Eric Dubois : L’homme qui entendait des voix

lundi 29 mars 2021, par Pierre Kobel

Editions Unicité, 2021

Écrire à propos de soi peut être vaniteux, impudique, nombriliste. Le récit d’Éric Dubois relève du courage. Car c’est courageux que de se mettre à nu et de dire la maladie. Il publie L’homme qui entendait des voix aux éditions Unicité et écrit : « C’est un livre pour la vie. C’est un livre dans la vie. Je suis schizophrène et je vis avec la maladie. Je vis. C’est un combat de tous les jours. » La schizophrénie, si elle fait la une des médias chaque année à l’occasion de la journée qui lui est consacrée, reste le plus souvent dans l’ombre de la méconnaissance et des peurs qu’elle inspire. Et cela alors qu’elle touche plus de 1 % de la population, qu’elle est la maladie mentale la plus fréquente et que des soins de plus en plus efficaces peuvent être prodigués à ceux qui en souffrent.

Éric Dubois, dans ce récit autobiographique, raconte son parcours avec la maladie, du jour où elle fut diagnostiquée quand il avait presque trente ans, et ses conséquences sur son existence : prise de médicaments à vie, handicap invisible qui provoque une dépendance matérielle et financière à force d’allocations, la grande difficulté à trouver un emploi, à nouer une relation amoureuse.

Enfant timide, jeune homme réservé, Éric a mené une vie de jeune adulte plus festive, parfois d’excès quand dans le même temps il était victime, dans le cadre professionnel, de collègues harceleurs qui jouaient de ses fragilités comportementales pour des bizutages cruels. Des années dont il écrit qu’elles « constituent l’acmé de sa vie ». Il raconte comment ses fragilités se sont révélées maladives quand il a commencé à entendre ces voix qui font le titre de l’ouvrage. « Des ombres de moi-même.
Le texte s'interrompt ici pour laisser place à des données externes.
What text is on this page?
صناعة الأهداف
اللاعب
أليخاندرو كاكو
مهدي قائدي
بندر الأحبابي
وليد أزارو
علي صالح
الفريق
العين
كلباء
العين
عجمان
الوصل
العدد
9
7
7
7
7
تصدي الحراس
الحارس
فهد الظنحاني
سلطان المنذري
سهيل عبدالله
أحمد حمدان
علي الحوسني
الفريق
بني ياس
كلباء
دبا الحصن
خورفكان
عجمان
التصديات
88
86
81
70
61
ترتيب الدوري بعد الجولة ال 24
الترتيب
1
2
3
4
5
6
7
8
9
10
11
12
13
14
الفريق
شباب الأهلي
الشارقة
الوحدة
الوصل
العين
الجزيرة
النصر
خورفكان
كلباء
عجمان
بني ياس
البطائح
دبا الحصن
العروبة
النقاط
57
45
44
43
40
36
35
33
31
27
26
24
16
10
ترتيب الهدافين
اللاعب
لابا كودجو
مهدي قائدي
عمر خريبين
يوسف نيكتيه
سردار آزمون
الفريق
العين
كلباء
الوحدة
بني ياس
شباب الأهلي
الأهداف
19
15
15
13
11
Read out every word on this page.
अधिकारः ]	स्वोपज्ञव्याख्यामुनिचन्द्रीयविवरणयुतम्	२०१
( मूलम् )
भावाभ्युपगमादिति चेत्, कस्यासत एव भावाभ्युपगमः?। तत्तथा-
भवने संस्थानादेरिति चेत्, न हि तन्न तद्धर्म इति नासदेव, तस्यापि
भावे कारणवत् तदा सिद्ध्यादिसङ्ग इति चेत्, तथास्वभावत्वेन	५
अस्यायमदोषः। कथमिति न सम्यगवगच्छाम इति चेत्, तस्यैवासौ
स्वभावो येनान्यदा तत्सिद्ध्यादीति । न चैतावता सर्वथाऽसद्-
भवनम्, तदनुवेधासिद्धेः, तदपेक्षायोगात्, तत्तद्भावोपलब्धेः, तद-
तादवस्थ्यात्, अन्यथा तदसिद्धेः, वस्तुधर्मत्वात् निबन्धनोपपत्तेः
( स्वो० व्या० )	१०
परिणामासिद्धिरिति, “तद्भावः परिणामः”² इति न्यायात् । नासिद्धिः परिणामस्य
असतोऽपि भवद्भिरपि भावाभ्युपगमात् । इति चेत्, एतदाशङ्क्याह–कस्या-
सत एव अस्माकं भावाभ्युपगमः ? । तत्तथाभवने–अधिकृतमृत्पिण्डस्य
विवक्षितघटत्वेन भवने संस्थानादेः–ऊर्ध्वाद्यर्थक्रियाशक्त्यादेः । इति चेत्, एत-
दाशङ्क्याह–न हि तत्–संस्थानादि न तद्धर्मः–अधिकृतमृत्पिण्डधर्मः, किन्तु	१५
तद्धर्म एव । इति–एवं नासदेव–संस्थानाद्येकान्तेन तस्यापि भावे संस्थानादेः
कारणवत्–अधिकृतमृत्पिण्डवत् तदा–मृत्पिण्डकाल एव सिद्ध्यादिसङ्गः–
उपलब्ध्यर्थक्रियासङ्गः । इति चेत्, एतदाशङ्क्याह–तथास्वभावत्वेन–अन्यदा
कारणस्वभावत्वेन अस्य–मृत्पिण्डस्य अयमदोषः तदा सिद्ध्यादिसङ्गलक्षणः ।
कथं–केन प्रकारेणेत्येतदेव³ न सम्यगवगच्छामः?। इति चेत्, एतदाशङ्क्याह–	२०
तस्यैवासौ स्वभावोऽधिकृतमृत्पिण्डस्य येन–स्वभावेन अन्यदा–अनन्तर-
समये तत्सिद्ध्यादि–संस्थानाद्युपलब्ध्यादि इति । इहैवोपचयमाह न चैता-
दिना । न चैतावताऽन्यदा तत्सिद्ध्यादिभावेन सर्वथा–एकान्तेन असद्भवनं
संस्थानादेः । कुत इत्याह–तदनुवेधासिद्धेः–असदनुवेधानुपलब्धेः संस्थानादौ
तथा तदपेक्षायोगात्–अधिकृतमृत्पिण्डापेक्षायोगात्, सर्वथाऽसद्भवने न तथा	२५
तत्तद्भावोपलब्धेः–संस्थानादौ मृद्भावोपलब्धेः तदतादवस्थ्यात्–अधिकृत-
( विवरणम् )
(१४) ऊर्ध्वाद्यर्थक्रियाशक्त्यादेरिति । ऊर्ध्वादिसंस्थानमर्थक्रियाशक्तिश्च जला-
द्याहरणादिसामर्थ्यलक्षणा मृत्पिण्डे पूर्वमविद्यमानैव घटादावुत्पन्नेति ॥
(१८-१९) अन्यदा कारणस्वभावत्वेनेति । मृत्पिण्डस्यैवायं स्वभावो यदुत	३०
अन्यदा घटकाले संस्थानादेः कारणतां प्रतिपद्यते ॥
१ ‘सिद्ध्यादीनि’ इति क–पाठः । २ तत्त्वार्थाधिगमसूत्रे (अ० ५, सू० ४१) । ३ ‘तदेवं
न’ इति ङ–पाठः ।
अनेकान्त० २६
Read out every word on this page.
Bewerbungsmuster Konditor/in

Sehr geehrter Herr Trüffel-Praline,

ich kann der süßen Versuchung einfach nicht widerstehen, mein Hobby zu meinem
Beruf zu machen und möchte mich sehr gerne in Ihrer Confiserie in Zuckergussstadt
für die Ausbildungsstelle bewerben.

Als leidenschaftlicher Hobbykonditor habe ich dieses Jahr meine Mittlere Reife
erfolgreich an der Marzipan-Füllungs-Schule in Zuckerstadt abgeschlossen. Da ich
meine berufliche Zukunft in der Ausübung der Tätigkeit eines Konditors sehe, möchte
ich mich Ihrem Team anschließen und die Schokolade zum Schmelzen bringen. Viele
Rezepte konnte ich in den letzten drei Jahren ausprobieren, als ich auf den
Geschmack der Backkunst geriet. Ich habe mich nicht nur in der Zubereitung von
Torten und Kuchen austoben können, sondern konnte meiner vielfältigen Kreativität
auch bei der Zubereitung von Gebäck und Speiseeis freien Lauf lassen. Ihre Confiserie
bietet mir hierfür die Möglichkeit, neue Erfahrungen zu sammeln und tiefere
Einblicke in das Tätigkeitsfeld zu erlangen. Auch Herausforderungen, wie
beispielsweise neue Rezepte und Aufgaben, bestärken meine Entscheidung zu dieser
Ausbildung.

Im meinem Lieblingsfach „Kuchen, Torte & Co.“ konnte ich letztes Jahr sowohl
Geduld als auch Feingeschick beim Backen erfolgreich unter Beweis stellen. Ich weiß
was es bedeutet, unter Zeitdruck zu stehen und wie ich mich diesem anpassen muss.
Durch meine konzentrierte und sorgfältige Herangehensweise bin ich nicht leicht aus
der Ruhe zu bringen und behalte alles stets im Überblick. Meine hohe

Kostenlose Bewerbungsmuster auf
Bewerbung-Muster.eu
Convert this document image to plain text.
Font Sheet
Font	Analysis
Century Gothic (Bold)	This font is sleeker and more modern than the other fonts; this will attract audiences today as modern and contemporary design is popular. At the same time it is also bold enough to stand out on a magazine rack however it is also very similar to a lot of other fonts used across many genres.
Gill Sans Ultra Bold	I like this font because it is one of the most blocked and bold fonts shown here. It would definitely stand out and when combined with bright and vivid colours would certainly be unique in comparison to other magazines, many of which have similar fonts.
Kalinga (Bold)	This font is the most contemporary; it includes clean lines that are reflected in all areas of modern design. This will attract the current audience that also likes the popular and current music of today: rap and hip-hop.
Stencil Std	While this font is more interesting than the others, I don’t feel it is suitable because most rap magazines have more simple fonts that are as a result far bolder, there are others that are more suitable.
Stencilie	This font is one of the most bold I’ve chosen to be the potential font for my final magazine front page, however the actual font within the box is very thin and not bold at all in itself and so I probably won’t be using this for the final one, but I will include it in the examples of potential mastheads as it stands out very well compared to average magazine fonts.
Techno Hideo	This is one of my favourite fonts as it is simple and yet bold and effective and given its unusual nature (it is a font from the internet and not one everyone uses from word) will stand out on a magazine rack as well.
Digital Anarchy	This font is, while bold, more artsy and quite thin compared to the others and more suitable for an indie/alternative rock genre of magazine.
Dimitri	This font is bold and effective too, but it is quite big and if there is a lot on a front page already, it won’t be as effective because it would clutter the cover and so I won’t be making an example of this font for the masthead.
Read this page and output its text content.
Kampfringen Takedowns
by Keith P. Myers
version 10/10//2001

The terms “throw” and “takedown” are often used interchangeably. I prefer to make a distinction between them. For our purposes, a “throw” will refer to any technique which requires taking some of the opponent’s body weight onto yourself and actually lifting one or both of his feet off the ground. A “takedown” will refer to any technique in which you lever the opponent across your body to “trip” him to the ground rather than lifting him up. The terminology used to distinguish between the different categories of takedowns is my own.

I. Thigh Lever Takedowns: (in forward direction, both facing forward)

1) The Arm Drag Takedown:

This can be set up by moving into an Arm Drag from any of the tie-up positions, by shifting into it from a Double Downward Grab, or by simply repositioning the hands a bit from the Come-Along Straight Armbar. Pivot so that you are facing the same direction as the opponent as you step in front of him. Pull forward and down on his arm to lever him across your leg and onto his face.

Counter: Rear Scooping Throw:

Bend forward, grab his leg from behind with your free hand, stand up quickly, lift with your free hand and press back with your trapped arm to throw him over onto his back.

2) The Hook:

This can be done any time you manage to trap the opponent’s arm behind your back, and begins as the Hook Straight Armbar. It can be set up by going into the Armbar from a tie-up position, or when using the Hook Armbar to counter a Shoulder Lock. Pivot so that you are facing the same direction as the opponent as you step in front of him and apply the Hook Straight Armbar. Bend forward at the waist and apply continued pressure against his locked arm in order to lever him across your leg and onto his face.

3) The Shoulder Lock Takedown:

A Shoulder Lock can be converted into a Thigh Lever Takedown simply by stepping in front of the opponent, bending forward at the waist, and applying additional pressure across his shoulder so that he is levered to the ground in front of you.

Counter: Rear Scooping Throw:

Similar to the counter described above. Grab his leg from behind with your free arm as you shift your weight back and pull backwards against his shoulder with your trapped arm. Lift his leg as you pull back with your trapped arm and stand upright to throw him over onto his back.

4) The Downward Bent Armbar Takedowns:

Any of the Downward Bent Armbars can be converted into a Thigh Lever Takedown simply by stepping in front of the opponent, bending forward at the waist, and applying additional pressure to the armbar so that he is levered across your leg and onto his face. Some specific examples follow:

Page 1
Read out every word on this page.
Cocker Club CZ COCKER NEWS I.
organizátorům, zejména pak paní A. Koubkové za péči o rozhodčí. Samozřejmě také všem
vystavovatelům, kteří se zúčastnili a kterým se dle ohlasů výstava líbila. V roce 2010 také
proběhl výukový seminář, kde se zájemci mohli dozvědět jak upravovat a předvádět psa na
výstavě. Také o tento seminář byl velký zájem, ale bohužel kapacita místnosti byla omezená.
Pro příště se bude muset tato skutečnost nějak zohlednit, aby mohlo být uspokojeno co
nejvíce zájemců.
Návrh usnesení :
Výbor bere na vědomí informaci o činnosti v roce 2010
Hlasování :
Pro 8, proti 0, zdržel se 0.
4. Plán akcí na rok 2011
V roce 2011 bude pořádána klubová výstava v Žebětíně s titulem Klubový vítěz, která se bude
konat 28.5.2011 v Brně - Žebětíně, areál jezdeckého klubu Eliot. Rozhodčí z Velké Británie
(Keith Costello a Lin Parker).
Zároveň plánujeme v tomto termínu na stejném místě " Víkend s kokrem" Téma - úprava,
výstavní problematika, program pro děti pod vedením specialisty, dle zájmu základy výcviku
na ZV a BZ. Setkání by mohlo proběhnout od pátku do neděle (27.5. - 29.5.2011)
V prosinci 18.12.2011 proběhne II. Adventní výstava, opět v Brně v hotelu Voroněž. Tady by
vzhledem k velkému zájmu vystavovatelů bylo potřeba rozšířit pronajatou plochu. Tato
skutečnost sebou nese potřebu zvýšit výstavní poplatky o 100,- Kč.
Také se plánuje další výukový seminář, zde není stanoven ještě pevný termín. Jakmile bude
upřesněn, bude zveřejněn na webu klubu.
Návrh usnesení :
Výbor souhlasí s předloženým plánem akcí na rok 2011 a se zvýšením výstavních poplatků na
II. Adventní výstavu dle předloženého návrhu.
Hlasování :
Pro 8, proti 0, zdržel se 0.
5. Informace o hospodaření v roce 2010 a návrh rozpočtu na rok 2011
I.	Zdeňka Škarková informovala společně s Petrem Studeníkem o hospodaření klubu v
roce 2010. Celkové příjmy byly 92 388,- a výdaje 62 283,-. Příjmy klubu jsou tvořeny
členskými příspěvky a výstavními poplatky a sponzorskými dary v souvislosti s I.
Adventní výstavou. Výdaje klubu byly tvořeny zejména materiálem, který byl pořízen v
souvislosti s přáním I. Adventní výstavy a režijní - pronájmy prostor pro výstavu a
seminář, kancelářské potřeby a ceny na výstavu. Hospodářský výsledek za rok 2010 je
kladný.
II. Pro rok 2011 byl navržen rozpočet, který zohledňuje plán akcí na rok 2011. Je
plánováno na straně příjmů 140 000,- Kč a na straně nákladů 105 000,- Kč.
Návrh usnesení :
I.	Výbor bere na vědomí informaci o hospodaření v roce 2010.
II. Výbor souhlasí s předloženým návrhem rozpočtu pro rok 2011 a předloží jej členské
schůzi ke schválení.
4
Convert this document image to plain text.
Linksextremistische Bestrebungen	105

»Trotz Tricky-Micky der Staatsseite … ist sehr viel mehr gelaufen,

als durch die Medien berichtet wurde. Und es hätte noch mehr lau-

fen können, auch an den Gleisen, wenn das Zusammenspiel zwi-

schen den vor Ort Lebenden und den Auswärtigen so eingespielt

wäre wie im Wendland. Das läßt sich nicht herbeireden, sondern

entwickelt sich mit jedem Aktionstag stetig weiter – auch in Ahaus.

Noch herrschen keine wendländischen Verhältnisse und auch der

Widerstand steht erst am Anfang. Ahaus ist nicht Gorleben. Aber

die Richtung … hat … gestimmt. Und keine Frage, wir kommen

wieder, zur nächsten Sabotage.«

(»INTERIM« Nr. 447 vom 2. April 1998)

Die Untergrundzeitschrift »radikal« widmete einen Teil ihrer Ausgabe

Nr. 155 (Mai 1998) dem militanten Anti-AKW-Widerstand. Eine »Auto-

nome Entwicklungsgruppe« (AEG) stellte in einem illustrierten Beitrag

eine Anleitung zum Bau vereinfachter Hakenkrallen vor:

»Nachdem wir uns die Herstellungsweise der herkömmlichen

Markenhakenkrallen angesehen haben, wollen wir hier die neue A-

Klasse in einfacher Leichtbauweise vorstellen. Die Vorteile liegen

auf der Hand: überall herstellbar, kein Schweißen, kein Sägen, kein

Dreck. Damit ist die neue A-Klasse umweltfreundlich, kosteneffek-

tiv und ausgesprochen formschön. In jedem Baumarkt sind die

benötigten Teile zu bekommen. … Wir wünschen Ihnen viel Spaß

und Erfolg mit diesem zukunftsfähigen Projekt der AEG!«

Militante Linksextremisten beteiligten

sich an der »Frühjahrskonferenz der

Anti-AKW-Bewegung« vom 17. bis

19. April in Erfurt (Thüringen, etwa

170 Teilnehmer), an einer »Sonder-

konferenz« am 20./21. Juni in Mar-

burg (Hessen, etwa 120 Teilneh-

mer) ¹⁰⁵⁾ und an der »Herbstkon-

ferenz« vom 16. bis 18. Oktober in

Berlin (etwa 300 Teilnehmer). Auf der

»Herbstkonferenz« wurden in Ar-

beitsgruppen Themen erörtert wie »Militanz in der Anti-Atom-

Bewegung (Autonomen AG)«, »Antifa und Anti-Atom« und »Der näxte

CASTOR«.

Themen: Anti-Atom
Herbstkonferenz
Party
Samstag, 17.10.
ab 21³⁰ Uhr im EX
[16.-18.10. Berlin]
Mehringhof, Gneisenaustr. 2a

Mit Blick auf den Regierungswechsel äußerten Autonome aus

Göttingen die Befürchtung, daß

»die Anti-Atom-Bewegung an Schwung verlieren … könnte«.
Des reliquats de rêves. » Relation décalée au monde, aux autres, hors des normes sociales qui l’ont conduit à ce qu’il soit interné en psychiatrie à la demande de sa famille. Cette maladie, « c’est à la fois une violence du langage et une violence de soi qui se heurtent au mur d’incompréhension des autres. », écrit-il.

Dans la recension qu’elle fait de ce récit, Carole Mesrobian écrit : « Le sujet abordé témoigne d’un grand courage, d’une grande honnêteté ainsi que d’un altruisme qui a porté Éric Dubois de bout en bout de la rédaction de ces pages. »

Éric Dubois vit aujourd’hui dans la stabilité que lui permettent à la fois un traitement médicamenteux et un suivi psychothérapeutique avec des soignants de confiance. Il a pu retrouver une autonomie matérielle, c’est aussi grâce au langage et à l’écriture qu’il a reconstruit son existence. Auteur de nombreux recueils de poésie, créateur de blogs dans lesquels il fait un travail de passeur à l’image de sa générosité et de son attention aux autres, animateur d’une association qui accueille ceux dont la plume n’est pas toujours lue ailleurs, il a trouvé dans l’écriture le mode d’expression qui lui permet de réduire la fracture qui est en lui, d’être au monde en quête de soi, d’appartenir à la communauté, si fragile et disparate soit-elle, des écrivains. De la même façon que son errance psychique signifiait qu’il n’allait pas bien, l’écriture est le moyen par lequel il s’est sauvé ainsi que le lui signifie son « médecin de la tête », ainsi qu’il l’appelle.

L’homme qui entendait des voix est un récit à voix nue. Plus que la compassion et l’empathie auxquelles il appelle légitimement, il faut y lire le témoignage nécessaire d’un malade qui nous ressemble par ce qu’il a d’indistinct et qui nous interpelle par le miroir qu’il tend à nos propres fragilités.